Tell us about the major loan products of the Bank, which offers easier credit to this sector?

There is whole bouquet of schemes being offered catering to the demand of the hospitality industry. Mostly it is a project specific financing to the industry. However, we have designed a product namely “Union High Pride” to cater to the need of mid corporate segment of the hotel industry who generally require credit facility in the range of Rs 5 crore to Rs 25 crore. “Union High Pride” borrowers also benefit from several amenities including multicity cheque books subject to fulfillment of criteria. There is a time frame for sanction/renewal of “Union High Pride” proposals- within 15 or 7 days respectively from the date of submission of proposal by the party for fresh and existing accounts. The borrowers having multi-city trade dealing can utilise our CMS product on attractive terms.

Banks and financial institutions are often not willing to fund start-up standalone ventures. Is this also the case with Union Bank? If no, then how is the Bank helping in funding start-up standalone projects?

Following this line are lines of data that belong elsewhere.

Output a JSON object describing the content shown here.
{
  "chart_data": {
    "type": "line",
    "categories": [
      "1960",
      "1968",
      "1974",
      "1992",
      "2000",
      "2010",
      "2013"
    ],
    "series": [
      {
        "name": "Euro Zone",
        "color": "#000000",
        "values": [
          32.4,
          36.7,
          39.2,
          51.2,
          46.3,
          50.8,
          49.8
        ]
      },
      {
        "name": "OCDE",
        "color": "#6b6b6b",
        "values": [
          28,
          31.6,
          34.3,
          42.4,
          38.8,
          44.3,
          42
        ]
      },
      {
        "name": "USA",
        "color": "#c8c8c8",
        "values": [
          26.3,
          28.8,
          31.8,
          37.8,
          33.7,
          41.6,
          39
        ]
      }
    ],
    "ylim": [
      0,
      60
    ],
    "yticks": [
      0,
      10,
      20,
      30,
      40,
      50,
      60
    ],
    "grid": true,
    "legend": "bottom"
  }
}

Union Bank of India takes pride in sharing the dreams of its customers. We believe in enterprise and honor the entrepreneurs with a dream. We believe in growing along with the customers. Be it start-up standalone ventures or the seasoned players, we decide the proposal purely on merit and a on case-to-case basis.

Like any other industry, the business specifics do need to be attended while evaluating any proposal. In case of the hospitality industry, apart from the location where the hotel operates, the success of a hotel depends on tie-up arrangement for operations with the well known brands in the industry. Affiliation to key international and domestic brands ensures that the hotel can improve occupancies on the back of loyalty programs and distribution networks of the brand. We are also aware that the presence of a seasoned hotel operator (through a management contract) increases the prospects of hotel operations being carried out optimally.

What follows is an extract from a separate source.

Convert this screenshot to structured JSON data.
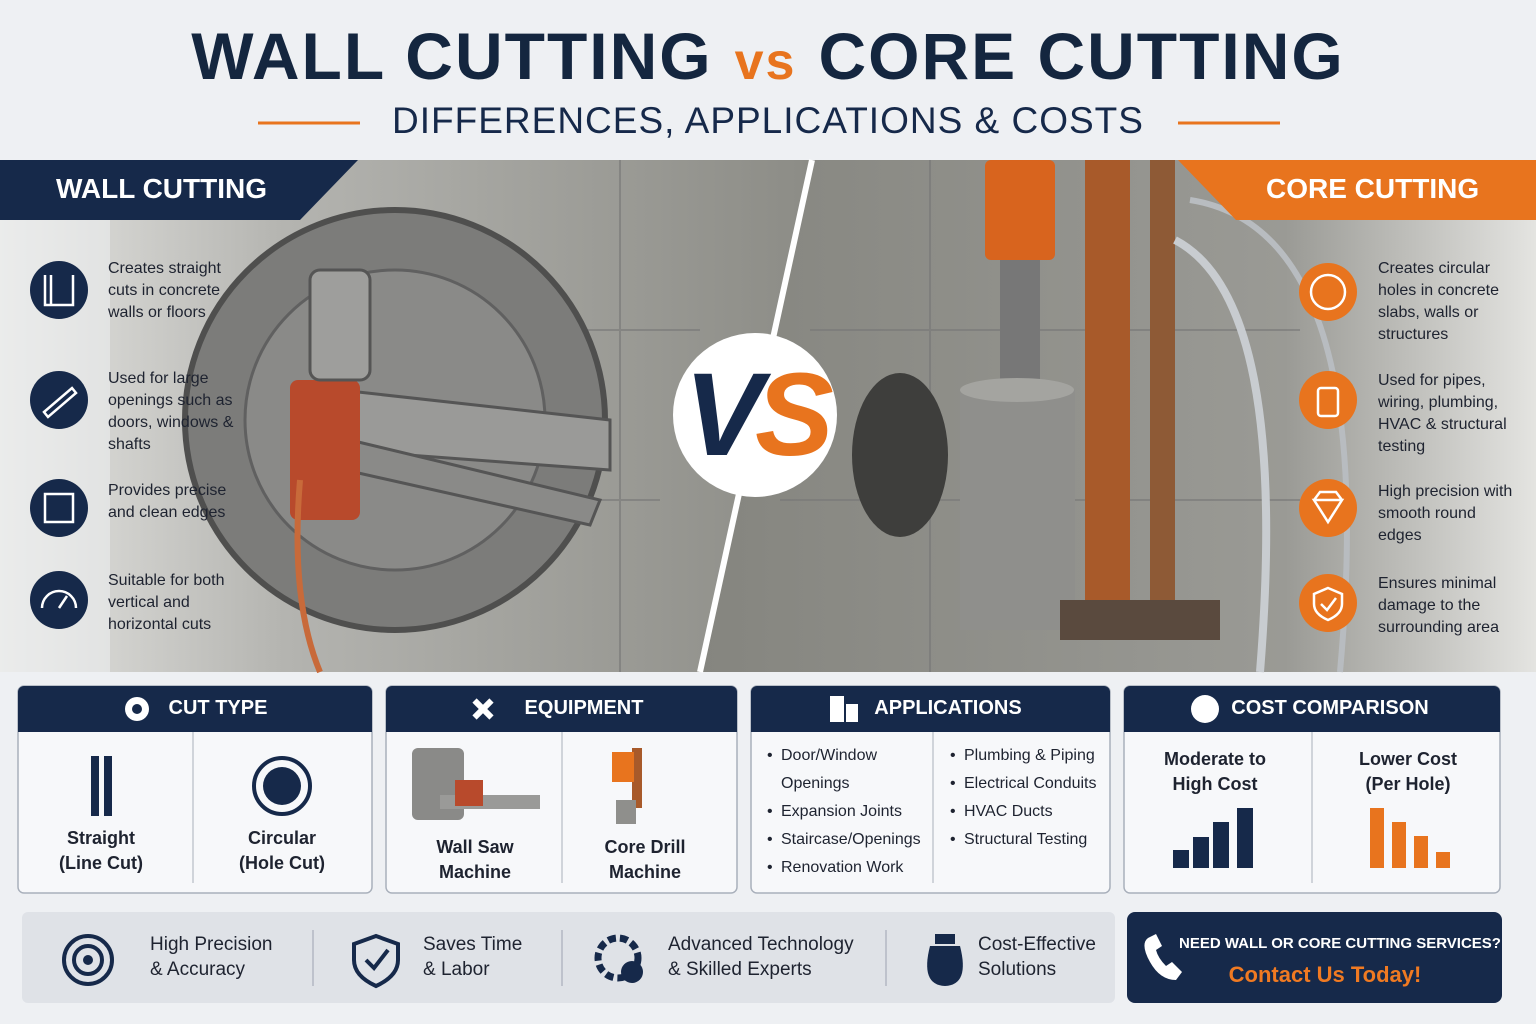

The hospitality sector has been long demanding infrastructure status from the government to borrow funds at low interest rates to create capacity but the government is yet to accept their demand. As a seasoned banker, how do you think that such a move will help the hospitality industry to attract cheaper credit from banks?

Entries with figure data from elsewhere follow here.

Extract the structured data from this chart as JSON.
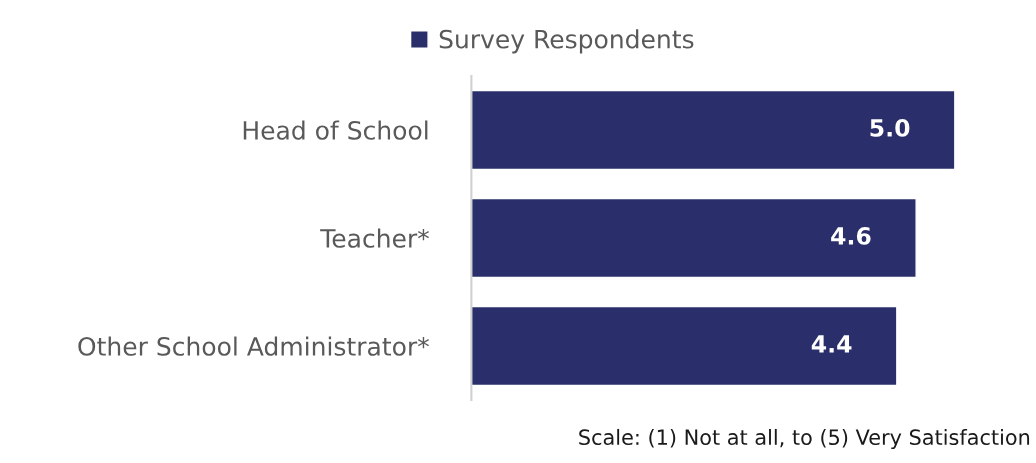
{
  "chart_data": {
    "type": "bar",
    "orientation": "horizontal",
    "categories": [
      "Head of School",
      "Teacher*",
      "Other School Administrator*"
    ],
    "series": [
      {
        "name": "Survey Respondents",
        "color": "#2a2f6b",
        "values": [
          5.0,
          4.6,
          4.4
        ],
        "value_labels": [
          "5.0",
          "4.6",
          "4.4"
        ]
      }
    ],
    "tick_labels": "y",
    "legend": "top",
    "grid": false,
    "annotations": [
      "Scale: (1) Not at all, to (5) Very Satisfaction"
    ]
  }
}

The hospitality industry is a very important sector if one sees its contribution to national income. Through its many backward and forward linkages, the sector is inalienably interlinked with economic life of a nation. Moreover, the sector is facilitator as also beneficiary. At present, three-star or higher category classified hotels located outside cities with population of more than 1 million are classified under Infrastructure sector. The difference between the lending rates to Infrastructure Sector and other general sectors is normally 1.50% – 2.50%. Thus, there are visible benefits if the sector earns an infrastructure status. We may further consider concessions in rate of interests in case of viable greenfield/brownfield hotel projects on a case to case and merit basis.